The phone rings and Ruth answers yes. Yes yes, she understands. Lithium, he had stopped taking the lithium. Ruth took lithium and drank copious amounts of alcohol, so much that she always had a cold and what felt to be a low-grade fever even if she were a perfect 98.6.
She feels off, she feels sick. Dad’s lost it again, she sighs. Can she come down to Mississippi to help?
Her phone vibrates against her face. The everything app is tapping her. Tommy has decided to pretend he has been abducted, and so he walks to the local park. It has a view of downtown Manhattan and Tommy loves this view, feels like he’s a significant person working on important things, though he is only a child who cannot read.

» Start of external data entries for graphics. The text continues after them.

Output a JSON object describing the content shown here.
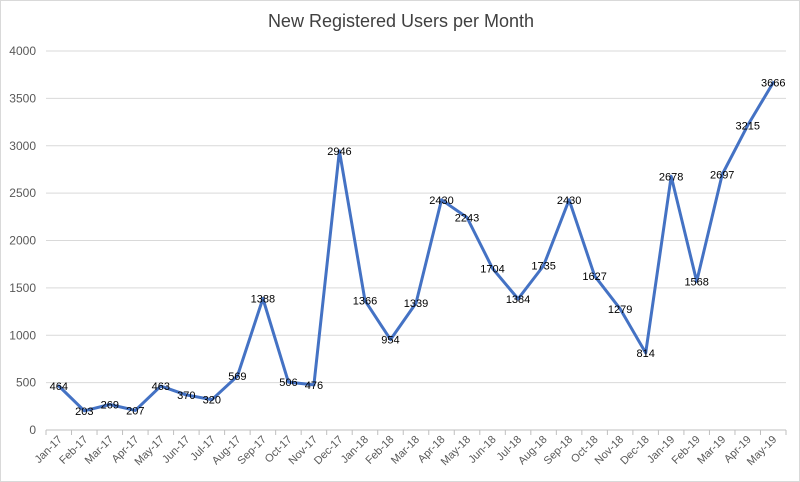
{
  "chart_data": {
    "type": "line",
    "title": "New Registered Users per Month",
    "xlabel": "",
    "ylabel": "",
    "ylim": [
      0,
      4000
    ],
    "yticks": [
      0,
      500,
      1000,
      1500,
      2000,
      2500,
      3000,
      3500,
      4000
    ],
    "grid": true,
    "legend": "none",
    "line_color": "#4472C4",
    "categories": [
      "Jan-17",
      "Feb-17",
      "Mar-17",
      "Apr-17",
      "May-17",
      "Jun-17",
      "Jul-17",
      "Aug-17",
      "Sep-17",
      "Oct-17",
      "Nov-17",
      "Dec-17",
      "Jan-18",
      "Feb-18",
      "Mar-18",
      "Apr-18",
      "May-18",
      "Jun-18",
      "Jul-18",
      "Aug-18",
      "Sep-18",
      "Oct-18",
      "Nov-18",
      "Dec-18",
      "Jan-19",
      "Feb-19",
      "Mar-19",
      "Apr-19",
      "May-19"
    ],
    "series": [
      {
        "values": [
          464,
          203,
          269,
          207,
          463,
          370,
          320,
          569,
          1388,
          506,
          476,
          2946,
          1366,
          954,
          1339,
          2430,
          2243,
          1704,
          1384,
          1735,
          2430,
          1627,
          1279,
          814,
          2678,
          1568,
          2697,
          3215,
          3666
        ]
      }
    ]
  }
}
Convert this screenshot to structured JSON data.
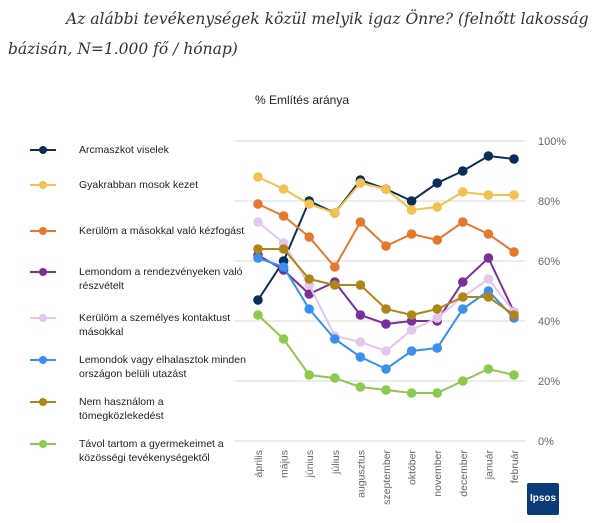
{
  "title": "Az alábbi tevékenységek közül melyik igaz Önre? (felnőtt lakosság bázisán, N=1.000 fő / hónap)",
  "logo_text": "Ipsos",
  "chart_data": {
    "type": "line",
    "subtitle": "% Említés aránya",
    "categories": [
      "április",
      "május",
      "június",
      "július",
      "augusztus",
      "szeptember",
      "október",
      "november",
      "december",
      "január",
      "február"
    ],
    "ylim": [
      0,
      100
    ],
    "yticks": [
      "0%",
      "20%",
      "40%",
      "60%",
      "80%",
      "100%"
    ],
    "grid": true,
    "legend": "left",
    "series": [
      {
        "name": "Arcmaszkot viselek",
        "color": "#0b2d57",
        "values": [
          47,
          60,
          80,
          76,
          87,
          84,
          80,
          86,
          90,
          95,
          94
        ]
      },
      {
        "name": "Gyakrabban mosok kezet",
        "color": "#f2c14e",
        "values": [
          88,
          84,
          79,
          76,
          86,
          84,
          77,
          78,
          83,
          82,
          82
        ]
      },
      {
        "name": "Kerülöm a másokkal való kézfogást",
        "color": "#e8772e",
        "values": [
          79,
          75,
          68,
          58,
          73,
          65,
          69,
          67,
          73,
          69,
          63
        ]
      },
      {
        "name": "Lemondom a rendezvényeken való részvételt",
        "color": "#7b2f9a",
        "values": [
          62,
          57,
          49,
          53,
          42,
          39,
          40,
          40,
          53,
          61,
          43
        ]
      },
      {
        "name": "Kerülöm a személyes kontaktust másokkal",
        "color": "#e5c6ec",
        "values": [
          73,
          66,
          52,
          35,
          33,
          30,
          37,
          41,
          48,
          54,
          43
        ]
      },
      {
        "name": "Lemondok vagy elhalasztok minden országon belüli utazást",
        "color": "#3a8fef",
        "values": [
          61,
          58,
          44,
          34,
          28,
          24,
          30,
          31,
          44,
          50,
          41
        ]
      },
      {
        "name": "Nem használom a tömegközlekedést",
        "color": "#b08518",
        "values": [
          64,
          64,
          54,
          52,
          52,
          44,
          42,
          44,
          48,
          48,
          42
        ]
      },
      {
        "name": "Távol tartom a gyermekeimet a közösségi tevékenységektől",
        "color": "#8dc94e",
        "values": [
          42,
          34,
          22,
          21,
          18,
          17,
          16,
          16,
          20,
          24,
          22
        ]
      }
    ]
  }
}
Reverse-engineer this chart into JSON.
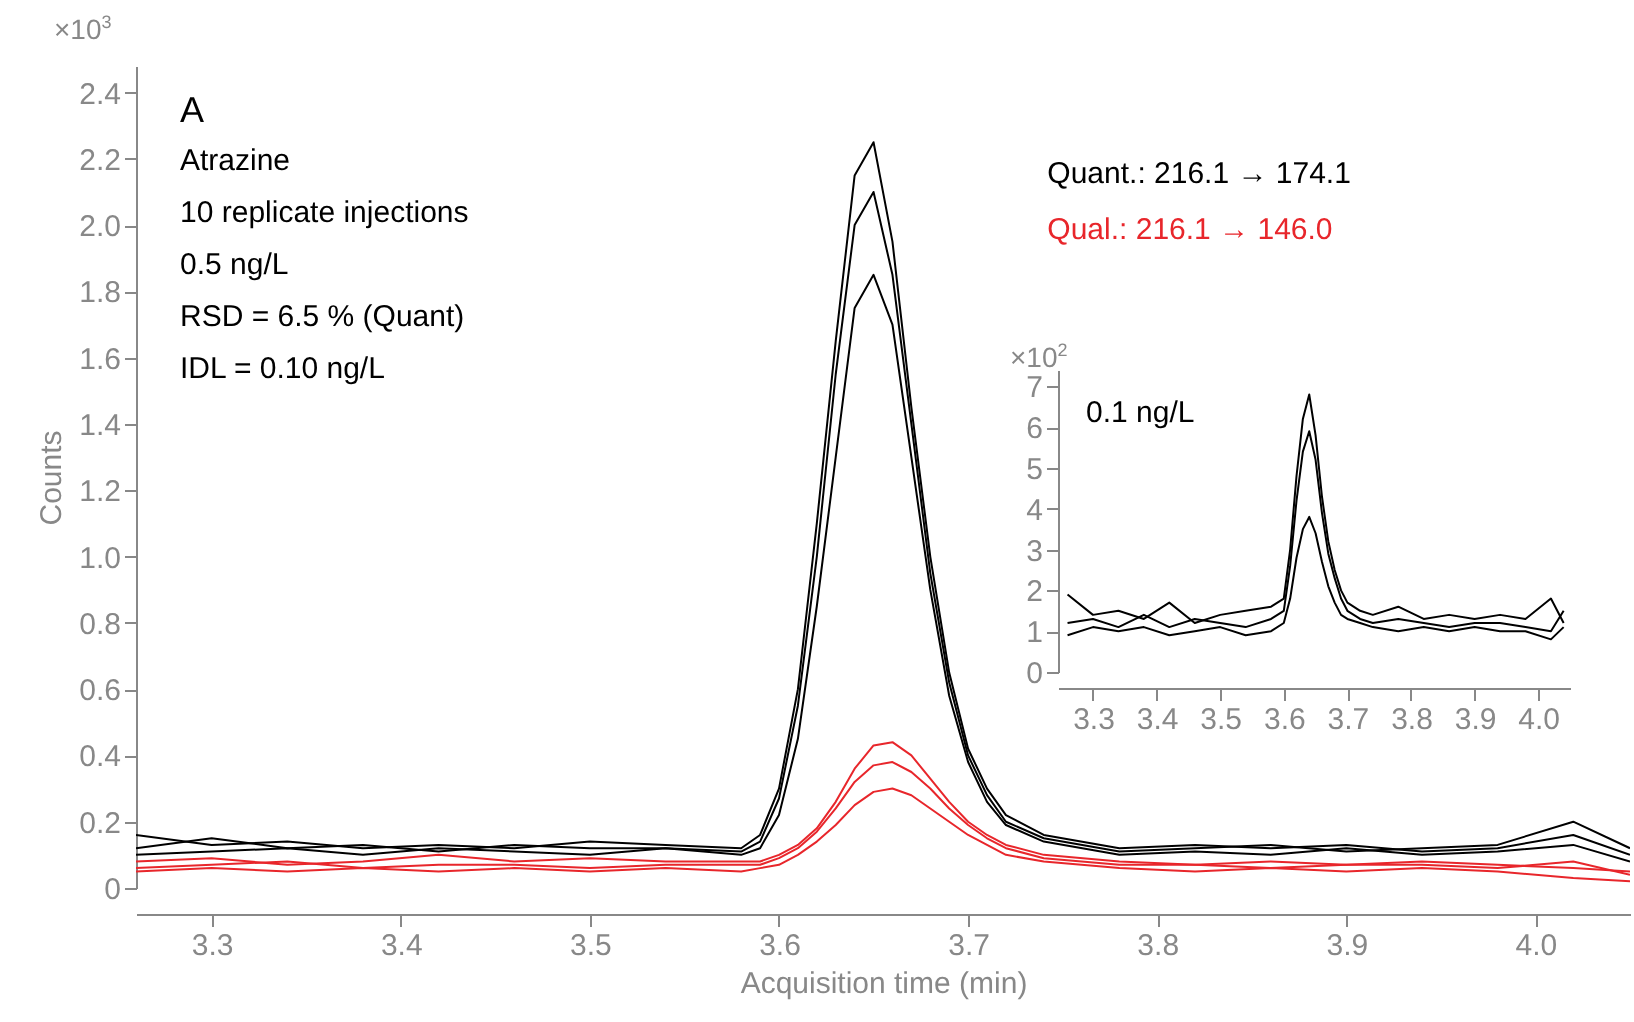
{
  "chart_data": [
    {
      "type": "line",
      "xlabel": "Acquisition time (min)",
      "ylabel": "Counts",
      "annotations": [
        "×10$^{3}$",
        "A",
        "Atrazine",
        "10 replicate injections",
        "0.5 ng/L",
        "RSD = 6.5 % (Quant)",
        "IDL = 0.10 ng/L"
      ],
      "x": [
        3.26,
        3.3,
        3.34,
        3.38,
        3.42,
        3.46,
        3.5,
        3.54,
        3.58,
        3.59,
        3.6,
        3.61,
        3.62,
        3.63,
        3.64,
        3.65,
        3.66,
        3.67,
        3.68,
        3.69,
        3.7,
        3.71,
        3.72,
        3.74,
        3.78,
        3.82,
        3.86,
        3.9,
        3.94,
        3.98,
        4.02,
        4.05
      ],
      "series": [
        {
          "name": "Quant.: 216.1 → 174.1",
          "color": "#000000",
          "values": [
            0.16,
            0.13,
            0.14,
            0.12,
            0.13,
            0.12,
            0.14,
            0.13,
            0.12,
            0.16,
            0.3,
            0.6,
            1.1,
            1.65,
            2.15,
            2.25,
            1.95,
            1.45,
            1.0,
            0.65,
            0.42,
            0.3,
            0.22,
            0.16,
            0.12,
            0.13,
            0.12,
            0.13,
            0.11,
            0.12,
            0.16,
            0.1
          ]
        },
        {
          "color": "#000000",
          "values": [
            0.12,
            0.15,
            0.12,
            0.13,
            0.11,
            0.13,
            0.12,
            0.12,
            0.11,
            0.14,
            0.27,
            0.55,
            1.0,
            1.55,
            2.0,
            2.1,
            1.85,
            1.4,
            0.95,
            0.62,
            0.4,
            0.28,
            0.2,
            0.15,
            0.11,
            0.12,
            0.13,
            0.11,
            0.12,
            0.13,
            0.2,
            0.12
          ]
        },
        {
          "color": "#000000",
          "values": [
            0.1,
            0.11,
            0.12,
            0.1,
            0.12,
            0.11,
            0.1,
            0.12,
            0.1,
            0.12,
            0.22,
            0.45,
            0.85,
            1.3,
            1.75,
            1.85,
            1.7,
            1.3,
            0.9,
            0.58,
            0.38,
            0.26,
            0.19,
            0.14,
            0.1,
            0.11,
            0.1,
            0.12,
            0.1,
            0.11,
            0.13,
            0.08
          ]
        },
        {
          "name": "Qual.: 216.1 → 146.0",
          "color": "#e8262b",
          "values": [
            0.08,
            0.09,
            0.07,
            0.08,
            0.1,
            0.08,
            0.09,
            0.08,
            0.08,
            0.08,
            0.1,
            0.13,
            0.18,
            0.26,
            0.36,
            0.43,
            0.44,
            0.4,
            0.33,
            0.26,
            0.2,
            0.16,
            0.13,
            0.1,
            0.08,
            0.07,
            0.08,
            0.07,
            0.08,
            0.07,
            0.06,
            0.05
          ]
        },
        {
          "color": "#e8262b",
          "values": [
            0.06,
            0.07,
            0.08,
            0.06,
            0.07,
            0.07,
            0.06,
            0.07,
            0.07,
            0.07,
            0.09,
            0.12,
            0.17,
            0.24,
            0.32,
            0.37,
            0.38,
            0.35,
            0.3,
            0.24,
            0.19,
            0.15,
            0.12,
            0.09,
            0.07,
            0.07,
            0.06,
            0.07,
            0.07,
            0.06,
            0.08,
            0.04
          ]
        },
        {
          "color": "#e8262b",
          "values": [
            0.05,
            0.06,
            0.05,
            0.06,
            0.05,
            0.06,
            0.05,
            0.06,
            0.05,
            0.06,
            0.07,
            0.1,
            0.14,
            0.19,
            0.25,
            0.29,
            0.3,
            0.28,
            0.24,
            0.2,
            0.16,
            0.13,
            0.1,
            0.08,
            0.06,
            0.05,
            0.06,
            0.05,
            0.06,
            0.05,
            0.03,
            0.02
          ]
        }
      ],
      "xlim": [
        3.26,
        4.05
      ],
      "xticks": [
        3.3,
        3.4,
        3.5,
        3.6,
        3.7,
        3.8,
        3.9,
        {
          "value": 4,
          "label": "4.0"
        }
      ],
      "ylim": [
        0,
        2.48
      ],
      "yticks": [
        0,
        0.2,
        0.4,
        0.6,
        0.8,
        {
          "value": 1,
          "label": "1.0"
        },
        1.2,
        1.4,
        1.6,
        1.8,
        {
          "value": 2,
          "label": "2.0"
        },
        2.2,
        2.4
      ],
      "grid": false,
      "legend": "top right",
      "marker": "none",
      "line_style": "solid"
    },
    {
      "type": "line",
      "annotations": [
        "×10$^{2}$",
        "0.1 ng/L"
      ],
      "x": [
        3.26,
        3.3,
        3.34,
        3.38,
        3.42,
        3.46,
        3.5,
        3.54,
        3.58,
        3.6,
        3.61,
        3.62,
        3.63,
        3.64,
        3.65,
        3.66,
        3.67,
        3.68,
        3.69,
        3.7,
        3.72,
        3.74,
        3.78,
        3.82,
        3.86,
        3.9,
        3.94,
        3.98,
        4.02,
        4.04
      ],
      "series": [
        {
          "color": "#000000",
          "values": [
            1.9,
            1.4,
            1.5,
            1.3,
            1.7,
            1.2,
            1.4,
            1.5,
            1.6,
            1.8,
            3.0,
            4.8,
            6.2,
            6.8,
            5.8,
            4.3,
            3.2,
            2.5,
            2.0,
            1.7,
            1.5,
            1.4,
            1.6,
            1.3,
            1.4,
            1.3,
            1.4,
            1.3,
            1.8,
            1.2
          ]
        },
        {
          "color": "#000000",
          "values": [
            1.2,
            1.3,
            1.1,
            1.4,
            1.1,
            1.3,
            1.2,
            1.1,
            1.3,
            1.5,
            2.6,
            4.2,
            5.4,
            5.9,
            5.2,
            3.9,
            2.9,
            2.3,
            1.8,
            1.5,
            1.3,
            1.2,
            1.3,
            1.2,
            1.1,
            1.2,
            1.2,
            1.1,
            1.0,
            1.5
          ]
        },
        {
          "color": "#000000",
          "values": [
            0.9,
            1.1,
            1.0,
            1.1,
            0.9,
            1.0,
            1.1,
            0.9,
            1.0,
            1.2,
            1.8,
            2.8,
            3.5,
            3.8,
            3.4,
            2.7,
            2.1,
            1.7,
            1.4,
            1.3,
            1.2,
            1.1,
            1.0,
            1.1,
            1.0,
            1.1,
            1.0,
            1.0,
            0.8,
            1.1
          ]
        }
      ],
      "xlim": [
        3.245,
        4.05
      ],
      "xticks": [
        3.3,
        3.4,
        3.5,
        3.6,
        3.7,
        3.8,
        3.9,
        {
          "value": 4,
          "label": "4.0"
        }
      ],
      "ylim": [
        0,
        7.4
      ],
      "yticks": [
        0,
        1,
        2,
        3,
        4,
        5,
        6,
        7
      ],
      "grid": false,
      "marker": "none",
      "line_style": "solid"
    }
  ]
}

Tommy has pretended to be abducted before—twice, a long time ago. He does this for attention. He wants his mother to understand that he is ready for the street, is from the streets. There’s Ruth’s kid, they say to each other as they pass.
Somebody has given Ruth some attention and she puts her mother on speaker phone, who is yelling hysterically in the psych ward at a hospital in Amory, Mississippi. The everything app tells her that somebody has reposted her post.
“YAHWEH HEHUSHUA MOSSHICACH I AM THE LORD,” somebody has said. They say this and it’s stacked atop Ruth’s original post: “If you think you’re Jesus and reading this, the answer is: yes, you are.” They’ve made the repost an ad and millions see this interaction.
A man in Texas murders his mama.
A woman in Florida goes missing.
Ruth is arrested for terrorism. Sam flies home. She’s let go with a warning.